Alors que les policiers l'escortaient vers la sortie, Payan affirme avoir demandé pourquoi on l'expulsait, ce qui a incité les policiers à l'arrêter pour intrusion criminelle et trouble à l'ordre public.
« À mon avis, j'ai été expulsé pour prouver que la loi est de leur côté et que si des gens continuent à s'exprimer, ils seront eux aussi intimidés ou arrêtés par les forces de l'ordre », a déclaré Payan à Fox32 après les faits. « Je pense donc que c'était une démonstration de force. »
Loin de l'« extrémisme anti-technologie » que les forces de l'ordre et l' administration Trump ont dénoncé, ces manifestations sont majoritairement pacifiques et ne dégénèrent en affrontements physiques que lorsque la police intervient pour disperser une personne. La plupart des accusations sont portées contre les militants anti-centres de données pour de simples infractions au règlement intérieur, comme le dépassement léger du temps de parole imparti.

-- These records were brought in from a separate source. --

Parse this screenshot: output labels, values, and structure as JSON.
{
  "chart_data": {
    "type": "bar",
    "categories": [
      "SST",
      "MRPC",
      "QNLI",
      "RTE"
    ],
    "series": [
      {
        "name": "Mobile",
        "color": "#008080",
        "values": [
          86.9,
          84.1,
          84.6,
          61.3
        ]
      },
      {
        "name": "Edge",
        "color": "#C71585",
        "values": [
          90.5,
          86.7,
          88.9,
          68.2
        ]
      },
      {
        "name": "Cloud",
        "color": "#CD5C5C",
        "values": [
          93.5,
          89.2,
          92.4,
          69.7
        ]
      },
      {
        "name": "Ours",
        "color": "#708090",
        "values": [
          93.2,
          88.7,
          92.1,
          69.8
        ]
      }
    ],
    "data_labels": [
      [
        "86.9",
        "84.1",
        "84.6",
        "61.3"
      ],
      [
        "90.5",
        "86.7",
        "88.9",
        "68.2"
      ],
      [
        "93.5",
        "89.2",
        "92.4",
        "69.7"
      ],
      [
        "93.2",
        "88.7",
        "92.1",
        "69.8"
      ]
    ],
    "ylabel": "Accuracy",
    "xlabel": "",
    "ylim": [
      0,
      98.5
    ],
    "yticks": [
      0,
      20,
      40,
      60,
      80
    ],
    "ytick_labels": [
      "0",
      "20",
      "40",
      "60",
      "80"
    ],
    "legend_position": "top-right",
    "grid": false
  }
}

Lux Claridge, professeur de physique originaire d'Emporia, au Kansas, illustre parfaitement comment les responsables municipaux peuvent instrumentaliser la police pour étouffer la dissidence. Lors d'une réunion publique au début du mois, M. Claridge a été arrêté pour avoir applaudi en soutien à un autre membre de la communauté qui s'opposait à un projet de campus de centre de données de 1,000 hectares, enfreignant ainsi le règlement d'un commissaire interdisant les claquements de doigts et les applaudissements.
« Je suis pleinement convaincu que le droit d'applaudir est un droit constitutionnel garanti par le Premier Amendement », a déclaré Claridge lors d'une interview accordée à 404 Media après l'incident. « Je peux l'exercer tant que je ne perturbe pas le bon déroulement des événements, et je maintiens que je n'ai absolument pas perturbé le bon déroulement des événements. »
« J’ai le droit d’applaudir », a poursuivi Claridge, « et si vous voulez que je parte, il va falloir me traîner dehors. »










Voilà le genre d'histoires que je ne lis pas dans les médias « traditionnels ».